A wooden donation box reads “Without Existence, Without Extinction.”
“To play is to love. It’s not just ‘playing the flute.’ You have to play with every part of you, with everything in your heart.”
“My teacher told me that I should be able to play the flute in such a way that if I were playing next to a very sick person, or someone dying, they should not be annoyed by my sound in any way. That’s how gentle I should play.”
listening to the sutras
exhaled through a piece of bamboo
the body directly understands
the utter impermanence of everything
the sound is here
disappears
and it’s gone
“I have no interest in improvisation. Old tunes have centuries of refinement. I play those. If I’m in a bad mood, I can play those tunes as a person in a bad mood would. Another day, I play them as a person in a good mood would. There’s plenty to discover in that. It’s impossible to play them perfectly, of course, but to get close to perfect…there’s a whole world in that.”

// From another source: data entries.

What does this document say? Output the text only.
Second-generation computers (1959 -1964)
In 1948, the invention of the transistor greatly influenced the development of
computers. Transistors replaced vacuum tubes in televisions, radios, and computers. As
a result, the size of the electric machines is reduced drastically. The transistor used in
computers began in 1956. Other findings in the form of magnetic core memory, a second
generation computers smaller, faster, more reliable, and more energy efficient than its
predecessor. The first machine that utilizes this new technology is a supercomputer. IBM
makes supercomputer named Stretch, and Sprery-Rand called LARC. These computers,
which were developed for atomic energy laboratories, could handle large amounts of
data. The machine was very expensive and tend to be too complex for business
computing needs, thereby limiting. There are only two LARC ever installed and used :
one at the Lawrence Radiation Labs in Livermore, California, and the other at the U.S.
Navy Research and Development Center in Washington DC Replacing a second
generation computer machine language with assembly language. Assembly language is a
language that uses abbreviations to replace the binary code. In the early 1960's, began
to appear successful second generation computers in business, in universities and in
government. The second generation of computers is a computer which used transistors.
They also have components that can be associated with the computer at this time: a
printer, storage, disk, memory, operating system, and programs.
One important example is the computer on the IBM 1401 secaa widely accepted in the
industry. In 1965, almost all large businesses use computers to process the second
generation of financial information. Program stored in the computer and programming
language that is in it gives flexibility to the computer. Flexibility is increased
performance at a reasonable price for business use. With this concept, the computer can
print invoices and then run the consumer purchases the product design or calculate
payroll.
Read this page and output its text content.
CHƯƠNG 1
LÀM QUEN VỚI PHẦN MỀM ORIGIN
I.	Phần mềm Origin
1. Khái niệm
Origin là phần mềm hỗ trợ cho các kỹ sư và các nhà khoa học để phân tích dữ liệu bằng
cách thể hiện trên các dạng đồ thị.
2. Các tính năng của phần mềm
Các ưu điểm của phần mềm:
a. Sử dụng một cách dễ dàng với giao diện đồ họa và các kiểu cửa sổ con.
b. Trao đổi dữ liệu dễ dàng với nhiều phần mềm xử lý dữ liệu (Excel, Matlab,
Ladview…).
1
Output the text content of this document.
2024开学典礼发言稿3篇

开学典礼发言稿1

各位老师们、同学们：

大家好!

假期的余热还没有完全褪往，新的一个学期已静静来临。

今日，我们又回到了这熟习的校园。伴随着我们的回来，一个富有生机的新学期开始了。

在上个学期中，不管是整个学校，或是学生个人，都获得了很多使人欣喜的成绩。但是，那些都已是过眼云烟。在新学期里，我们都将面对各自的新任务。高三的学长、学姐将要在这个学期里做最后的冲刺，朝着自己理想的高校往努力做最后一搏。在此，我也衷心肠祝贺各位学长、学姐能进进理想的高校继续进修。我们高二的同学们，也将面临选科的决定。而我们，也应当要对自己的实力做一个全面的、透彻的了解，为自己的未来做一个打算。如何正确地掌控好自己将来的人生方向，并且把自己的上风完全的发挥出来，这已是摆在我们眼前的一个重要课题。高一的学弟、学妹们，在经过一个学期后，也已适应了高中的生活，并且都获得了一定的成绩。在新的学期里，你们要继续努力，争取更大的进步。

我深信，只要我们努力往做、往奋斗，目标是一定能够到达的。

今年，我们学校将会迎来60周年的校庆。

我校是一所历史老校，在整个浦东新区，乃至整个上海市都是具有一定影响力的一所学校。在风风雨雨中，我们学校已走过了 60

“There are perhaps forty ‘classic’ tunes. I’ve chosen about seven. I can play them over and over. I can spend the whole day doing that.”
“We’d talk sometimes about Zen, or he’d tell me about his teacher, or about the history of the kyotaku, or sometimes ‘just nothing’ talk. But there was still some teaching there. He might just once slip in some important thing, with me barely noticing. I had to think hard to figure out what the message was behind one of his stories.”
“Nishimura-san taught me very important things. Blowing into the flute isn’t the problem. It’s the essence that he taught me.” “This!” he holds up his fingers in the shape he uses to cover the holes, “…this is just technique, just making sound. He told me, ‘If you think about technique, it won’t be the real thing.’ He told me to just forget about technique. Throw all that away. It’s only playing, and continuing to play that has meaning. That’s it.”